开发环境配置说明：本项目使用 Python 3.6.13 和 PyTorch 1.10.2 构建，适用于CPU环境。

model.py：定义网络模型
train.py：加载数据集并训练，计算 loss 和 accuracy，保存训练好的网络参数
predict.py：用自己的数据集进行分类测试

model.py

import torch
from torch import nn, Tensor
from torch.nn import functional as F
from functools import partial
from typing import Optional, List, Callable


def _make_divisible(ch, divisor=8, min_ch=None):
    """
    :param ch: 输入特征矩阵的channel
    :param divisor: 基数
    :param min_ch: 最小通道数
    """
    if min_ch is None:
        min_ch = divisor
    #   将ch调整到距离8最近的整数倍
    #   int(ch + divisor / 2) // divisor 向上取整
    new_ch = max(min_ch, int(ch + divisor / 2) // divisor * divisor)
    #   确保向下取整时不会减少超过10%
    if new_ch < 0.9 * ch:
        new_ch += divisor
    return new_ch


#   定义 卷积-BN-激活函数 联合操作
class ConvBNActivation(nn.Sequential):
    def __init__(self,
                 in_planes: int,
                 out_planes: int,
                 kernel_size: int = 3,
                 stride: int = 1,
                 groups: int = 1,
                 #  BN层
                 norm_layer: Optional[Callable[..., nn.Module]] = None,
                 #  激活函数
                 activation_layer: Optional[Callable[..., nn.Module]] = None):
        padding = (kernel_size - 1) // 2
        if norm_layer is None:
            norm_layer = nn.BatchNorm2d
        if activation_layer is None:
            activation_layer = nn.ReLU6
        super(ConvBNActivation, self).__init__(nn.Conv2d(in_channels=in_planes,
                                                         out_channels=out_planes,
                                                         kernel_size=kernel_size,
                                                         stride=stride,
                                                         padding=padding,
                                                         groups=groups,
                                                         bias=False),
                                                         norm_layer(out_planes),
                                                         activation_layer(inplace=True))


#   SE模块
class SqueezeExcitaion(nn.Module):
    def __init__(self, input_c: int, squeeze_factor: int = 4):
        super(SqueezeExcitaion, self).__init__()
        squeeze_c = _make_divisible(input_c // squeeze_factor, 8)
        self.fc1 = nn.Conv2d(input_c, squeeze_c, 1)
        self.fc2 = nn.Conv2d(squeeze_c, input_c, 1)

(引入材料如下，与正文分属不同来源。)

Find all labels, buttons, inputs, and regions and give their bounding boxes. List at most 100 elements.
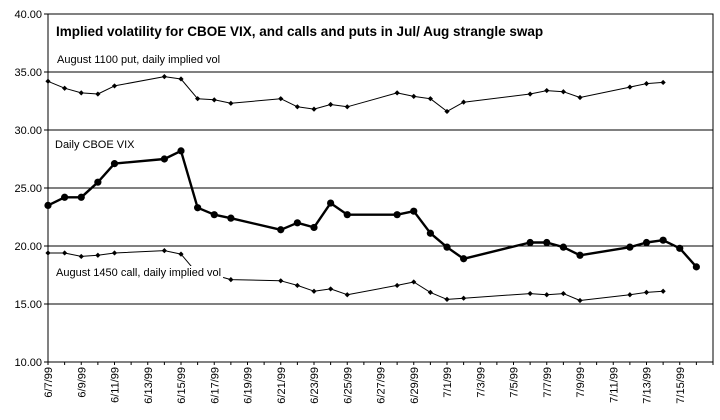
data-point-put <box>278 96 284 102</box>
data-point-call <box>228 277 234 283</box>
x-tick-label: 6/29/99 <box>409 367 421 404</box>
data-point-call <box>411 279 417 285</box>
data-point-call <box>660 288 666 294</box>
data-point-call <box>544 292 550 298</box>
data-point-put <box>111 83 118 89</box>
y-tick-label: 40.00 <box>14 9 42 21</box>
data-point-put <box>560 89 566 95</box>
data-point-call <box>444 296 450 302</box>
series-vix <box>44 147 700 271</box>
data-point-put <box>527 91 533 97</box>
data-point-put <box>211 97 217 103</box>
x-tick-label: 6/17/99 <box>209 367 221 404</box>
data-point-vix <box>277 226 285 234</box>
x-tick-marks <box>47 362 714 365</box>
title-background <box>52 22 548 41</box>
data-point-call <box>427 289 433 295</box>
data-point-put <box>78 90 84 96</box>
data-point-put <box>228 100 234 106</box>
annotation-vix: Daily CBOE VIX <box>55 139 135 151</box>
y-tick-label: 15.00 <box>14 299 42 311</box>
data-point-call <box>178 251 184 257</box>
x-tick-label: 7/15/99 <box>675 367 687 404</box>
data-point-put <box>461 99 467 105</box>
data-point-vix <box>576 251 584 259</box>
x-tick-label: 7/5/99 <box>509 367 521 398</box>
data-point-vix <box>460 255 468 263</box>
data-point-put <box>444 108 450 115</box>
data-point-put <box>544 87 550 94</box>
data-point-put <box>195 96 201 102</box>
data-point-call <box>344 292 350 298</box>
data-point-call <box>294 282 300 289</box>
data-point-vix <box>626 243 634 251</box>
data-point-call <box>78 253 84 260</box>
annotation-call: August 1450 call, daily implied vol <box>56 267 221 279</box>
data-point-call <box>328 286 334 292</box>
x-tick-label: 7/1/99 <box>442 367 454 398</box>
x-tick-label: 6/13/99 <box>143 367 155 404</box>
data-point-vix <box>110 160 119 168</box>
x-tick-label: 7/7/99 <box>542 367 554 398</box>
data-point-put <box>294 104 300 110</box>
data-point-vix <box>676 244 684 252</box>
y-tick-label: 35.00 <box>14 67 42 79</box>
data-point-call <box>95 252 101 258</box>
x-tick-label: 7/3/99 <box>475 367 487 398</box>
data-point-call <box>111 250 118 256</box>
data-point-put <box>62 85 68 91</box>
annotation-background <box>54 266 224 280</box>
data-point-put <box>627 84 633 90</box>
data-point-call <box>527 290 533 297</box>
data-point-vix <box>77 193 85 201</box>
data-point-vix <box>310 223 318 232</box>
y-tick-label: 10.00 <box>14 357 42 369</box>
data-point-vix <box>393 211 401 219</box>
plot-frame <box>47 13 714 363</box>
annotation-put: August 1100 put, daily implied vol <box>57 54 220 66</box>
x-axis-tick-labels: 6/7/99 6/9/99 6/11/99 6/13/99 6/15/99 6/17/99… <box>43 367 687 404</box>
data-point-vix <box>343 211 351 219</box>
data-point-vix <box>293 219 301 227</box>
data-point-put <box>311 106 317 112</box>
x-tick-label: 6/9/99 <box>76 367 88 398</box>
data-point-call <box>577 297 583 304</box>
y-tick-label: 30.00 <box>14 125 42 137</box>
data-point-put <box>643 81 650 87</box>
data-point-vix <box>177 147 185 155</box>
x-tick-label: 6/27/99 <box>376 367 388 404</box>
y-axis-tick-labels: 10.00 15.00 20.00 25.00 30.00 35.00 40.00 <box>14 9 42 369</box>
data-point-call <box>627 292 633 298</box>
x-tick-label: 6/11/99 <box>110 367 122 403</box>
data-point-call <box>161 248 167 254</box>
x-tick-label: 7/13/99 <box>642 367 654 404</box>
data-point-vix <box>692 263 700 271</box>
data-point-call <box>643 289 650 295</box>
data-point-call <box>62 250 68 256</box>
x-tick-label: 6/19/99 <box>243 367 255 404</box>
data-point-put <box>411 93 417 99</box>
data-point-put <box>178 76 184 82</box>
data-point-put <box>660 79 666 86</box>
data-point-vix <box>227 214 235 222</box>
data-point-vix <box>194 204 202 212</box>
series-call <box>45 248 666 304</box>
data-point-vix <box>94 178 102 186</box>
data-point-vix <box>210 211 218 219</box>
data-point-vix <box>642 238 651 247</box>
x-tick-label: 6/7/99 <box>43 367 55 398</box>
data-point-put <box>95 91 101 97</box>
data-point-call <box>311 288 317 294</box>
x-tick-label: 6/21/99 <box>276 367 288 404</box>
data-point-vix <box>443 243 451 251</box>
x-tick-label: 6/25/99 <box>342 367 354 404</box>
gridlines <box>44 13 713 363</box>
data-point-vix <box>327 199 335 207</box>
data-point-vix <box>160 155 168 163</box>
y-tick-label: 25.00 <box>14 183 42 195</box>
series-put <box>45 74 666 115</box>
data-point-put <box>394 90 400 96</box>
data-point-put <box>427 96 433 102</box>
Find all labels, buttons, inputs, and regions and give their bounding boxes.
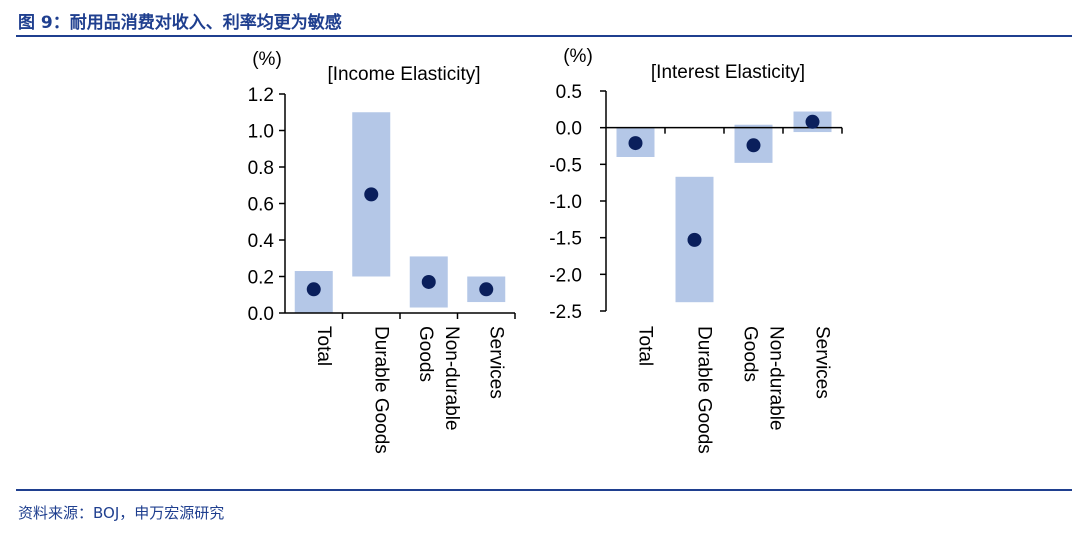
- figure-title: 图 9：耐用品消费对收入、利率均更为敏感: [18, 13, 342, 33]
- data-point-2: [687, 232, 702, 247]
- category-label-line: Goods: [415, 326, 436, 382]
- data-point-3: [421, 274, 436, 289]
- data-point-1: [628, 136, 643, 151]
- data-point-3: [746, 138, 761, 153]
- panel-label: [Income Elasticity]: [327, 64, 480, 85]
- category-label-2: Durable Goods: [370, 326, 391, 454]
- source-note: 资料来源：BOJ，申万宏源研究: [18, 504, 225, 522]
- category-label-line: Goods: [740, 326, 761, 382]
- category-label-line: Non-durable: [441, 326, 462, 431]
- category-label-3: Non-durableGoods: [415, 326, 462, 431]
- y-tick-label: 0.8: [248, 158, 274, 179]
- category-label-4: Services: [812, 326, 833, 399]
- y-tick-label: 0.2: [248, 268, 274, 289]
- category-label-1: Total: [635, 326, 656, 366]
- category-label-line: Total: [313, 326, 334, 366]
- y-tick-label: -0.5: [549, 155, 582, 176]
- y-tick-label: 0.5: [556, 82, 582, 103]
- chart-panel-1: (%) [Income Elasticity] 0.0 0.2 0.4 0.6 0.8 1.0…: [248, 49, 516, 454]
- category-label-line: Services: [812, 326, 833, 399]
- category-label-4: Services: [485, 326, 506, 399]
- y-tick-label: 0.0: [556, 119, 582, 140]
- unit-label: (%): [563, 46, 593, 67]
- y-tick-label: 0.6: [248, 195, 274, 216]
- bottom-divider: [16, 489, 1072, 491]
- data-point-1: [306, 282, 321, 297]
- panel-label: [Interest Elasticity]: [651, 62, 805, 83]
- top-divider: [16, 35, 1072, 37]
- category-label-line: Total: [635, 326, 656, 366]
- y-tick-label: -2.5: [549, 302, 582, 323]
- data-point-4: [805, 114, 820, 129]
- chart-panel-2: (%) [Interest Elasticity] -2.5 -2.0 -1.5 -1.0…: [549, 46, 843, 454]
- y-tick-label: 1.2: [248, 85, 274, 106]
- y-tick-label: 0.0: [248, 304, 274, 325]
- y-tick-label: -2.0: [549, 265, 582, 286]
- y-tick-label: -1.0: [549, 192, 582, 213]
- category-label-1: Total: [313, 326, 334, 366]
- data-point-2: [364, 187, 379, 202]
- category-label-2: Durable Goods: [694, 326, 715, 454]
- y-tick-label: 1.0: [248, 122, 274, 143]
- category-label-line: Durable Goods: [694, 326, 715, 454]
- category-label-3: Non-durableGoods: [740, 326, 787, 431]
- y-tick-label: -1.5: [549, 229, 582, 250]
- unit-label: (%): [252, 49, 282, 70]
- category-label-line: Durable Goods: [370, 326, 391, 454]
- y-tick-label: 0.4: [248, 231, 275, 252]
- category-label-line: Non-durable: [766, 326, 787, 431]
- category-label-line: Services: [485, 326, 506, 399]
- data-point-4: [479, 282, 494, 297]
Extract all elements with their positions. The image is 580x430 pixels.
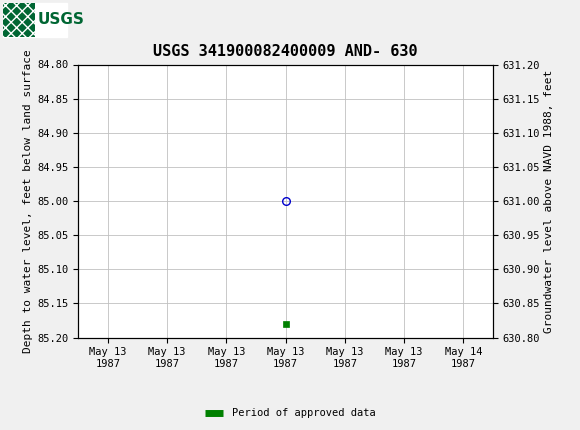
- FancyBboxPatch shape: [3, 3, 67, 37]
- Text: USGS: USGS: [38, 12, 85, 28]
- Title: USGS 341900082400009 AND- 630: USGS 341900082400009 AND- 630: [153, 44, 418, 59]
- Y-axis label: Depth to water level, feet below land surface: Depth to water level, feet below land su…: [23, 49, 33, 353]
- Legend: Period of approved data: Period of approved data: [201, 404, 379, 423]
- FancyBboxPatch shape: [3, 3, 35, 37]
- Y-axis label: Groundwater level above NAVD 1988, feet: Groundwater level above NAVD 1988, feet: [545, 69, 554, 333]
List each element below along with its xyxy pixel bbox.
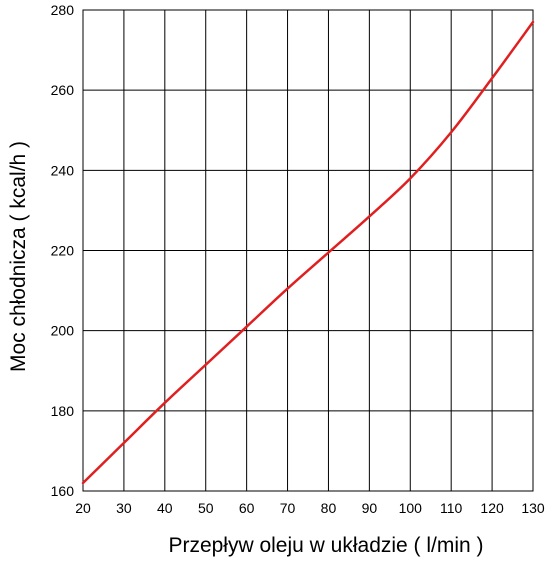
x-tick-label: 120 [480,500,504,516]
x-tick-label: 20 [75,500,91,516]
y-tick-label: 260 [51,82,75,98]
y-tick-label: 220 [51,243,75,259]
x-tick-label: 50 [198,500,214,516]
x-tick-label: 60 [239,500,255,516]
series-layer [81,20,535,485]
series-line [81,20,535,485]
grid-lines [82,9,534,492]
y-tick-label: 200 [51,323,75,339]
x-tick-label: 90 [362,500,378,516]
x-tick-label: 110 [440,500,463,516]
x-tick-label: 100 [399,500,423,516]
x-tick-labels: 20 30 40 50 60 70 80 90 100 110 120 130 [75,500,545,516]
x-tick-label: 40 [157,500,173,516]
plot-area-frame [82,9,534,492]
x-tick-label: 70 [280,500,296,516]
x-tick-label: 80 [321,500,337,516]
y-tick-label: 280 [51,2,75,18]
y-tick-label: 240 [51,162,75,178]
y-tick-label: 180 [51,403,75,419]
y-tick-labels: 160 180 200 220 240 260 280 [51,2,75,499]
y-axis-title: Moc chłodnicza ( kcal/h ) [7,141,30,372]
y-tick-label: 160 [51,483,75,499]
x-tick-label: 130 [521,500,545,516]
x-tick-label: 30 [116,500,132,516]
x-axis-title: Przepływ oleju w układzie ( l/min ) [168,534,483,557]
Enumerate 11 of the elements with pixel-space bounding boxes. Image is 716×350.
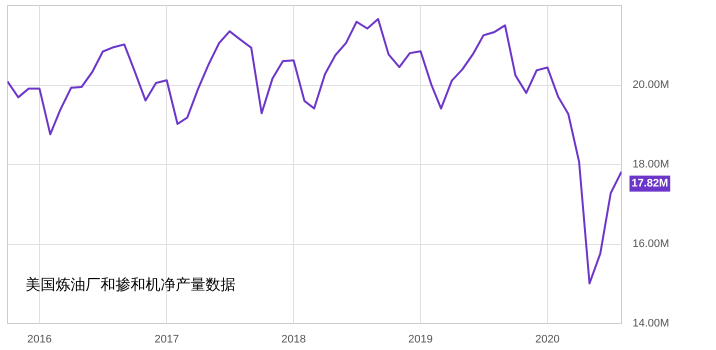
data-label: 17.82M <box>632 178 668 190</box>
y-tick-label: 14.00M <box>632 318 670 330</box>
y-tick-label: 18.00M <box>632 158 670 170</box>
text: 美国炼油厂和掺和机净产量数据 <box>26 276 236 294</box>
x-tick-label: 2020 <box>535 334 560 346</box>
x-tick-label: 2019 <box>408 334 433 346</box>
x-tick-label: 2017 <box>154 334 179 346</box>
x-tick-label: 2016 <box>27 334 52 346</box>
y-tick-label: 16.00M <box>632 238 670 250</box>
y-tick-label: 20.00M <box>632 79 670 91</box>
x-tick-label: 2018 <box>281 334 306 346</box>
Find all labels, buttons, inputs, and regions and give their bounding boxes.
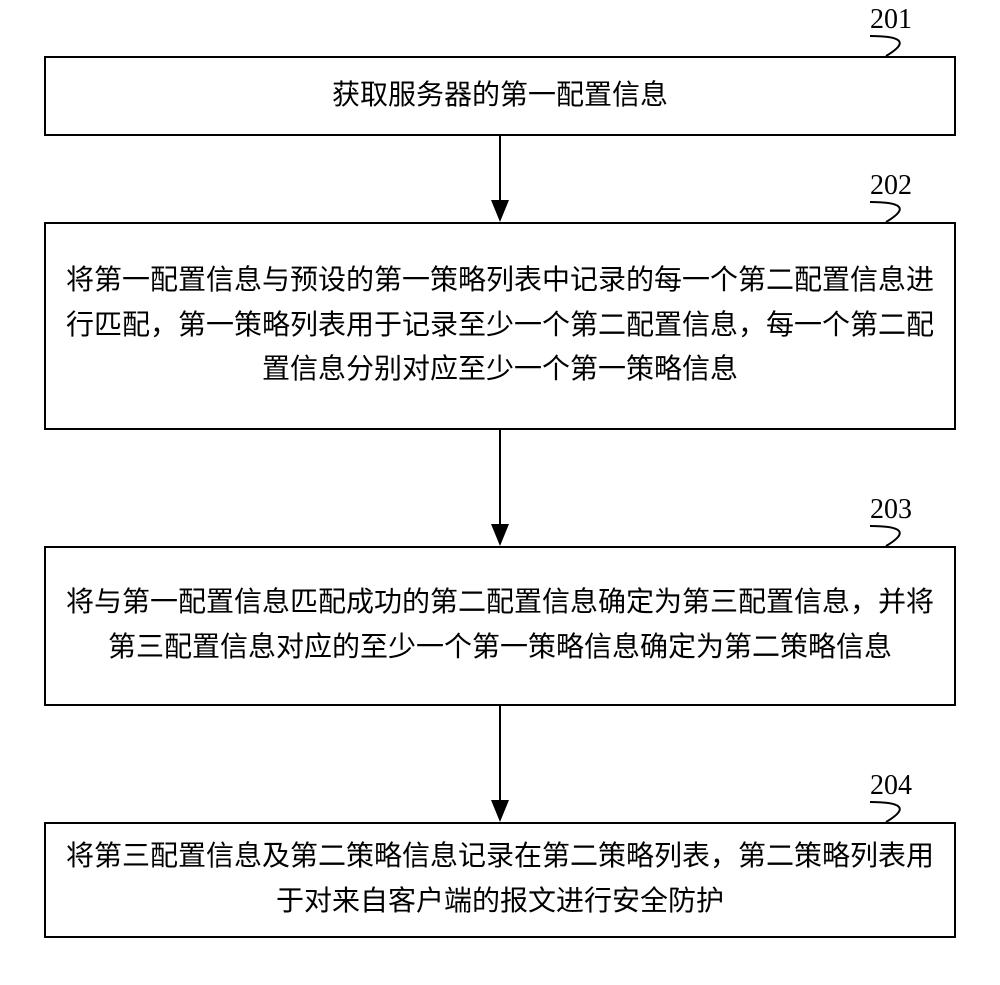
flowchart-node-text: 将第一配置信息与预设的第一策略列表中记录的每一个第二配置信息进行匹配，第一策略列… <box>66 259 934 393</box>
flowchart-step-label: 201 <box>870 4 912 36</box>
flowchart-node-text: 获取服务器的第一配置信息 <box>66 74 934 119</box>
flowchart-node-text: 将第三配置信息及第二策略信息记录在第二策略列表，第二策略列表用于对来自客户端的报… <box>66 835 934 925</box>
flowchart-node-202: 将第一配置信息与预设的第一策略列表中记录的每一个第二配置信息进行匹配，第一策略列… <box>44 222 956 430</box>
flowchart-step-label: 204 <box>870 770 912 802</box>
flowchart-node-text: 将与第一配置信息匹配成功的第二配置信息确定为第三配置信息，并将第三配置信息对应的… <box>66 581 934 671</box>
flowchart-node-204: 将第三配置信息及第二策略信息记录在第二策略列表，第二策略列表用于对来自客户端的报… <box>44 822 956 938</box>
flowchart-canvas: 获取服务器的第一配置信息 201 将第一配置信息与预设的第一策略列表中记录的每一个第… <box>0 0 1000 985</box>
flowchart-step-label: 202 <box>870 170 912 202</box>
flowchart-node-203: 将与第一配置信息匹配成功的第二配置信息确定为第三配置信息，并将第三配置信息对应的… <box>44 546 956 706</box>
flowchart-step-label: 203 <box>870 494 912 526</box>
flowchart-node-201: 获取服务器的第一配置信息 <box>44 56 956 136</box>
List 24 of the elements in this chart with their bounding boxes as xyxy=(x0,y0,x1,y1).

    def forward(self, x: Tensor)-> Tensor:
        scale = F.adaptive_avg_pool2d(x, output_size=(1, 1))
        scale = self.fc1(scale)
        scale = F.relu(scale, inplace=True)
        scale = self.fc2(scale)
        scale = F.hardsigmoid(scale, inplace=True)
        return scale * x


#   定义V3的Config文件
class InvertedResidualConfig:
    def __init__(self,
                 input_c: int,
                 kernel: int,
                 expanded_c: int,
                 out_c: int,
                 use_se: bool,
                 activation: str,
                 stride: int,
                 #  阿尔法参数
                 width_multi: float):
        self.input_c = self.adjust_channels(input_c, width_multi)
        self.kernel = kernel
        self.expanded_c = self.adjust_channels(expanded_c, width_multi)
        self.out_c = self.adjust_channels(out_c, width_multi)
        self.use_se = use_se
        self.use_hs = activation == "HS"
        self.stride = stride

    @staticmethod
    def adjust_channels(channels: int, width_multi: float):
        return _make_divisible(channels * width_multi, 8)


#   V3 倒残差结构
class InvertedResidual(nn.Module):
    def __init__(self,
                 cnf: InvertedResidualConfig,
                 norm_layer: Optional[Callable[..., nn.Module]]):
        super(InvertedResidual, self).__init__()

        #   判断步幅是否正确
        if cnf.stride not in [1, 2]:
            raise ValueError("illegal stride value.")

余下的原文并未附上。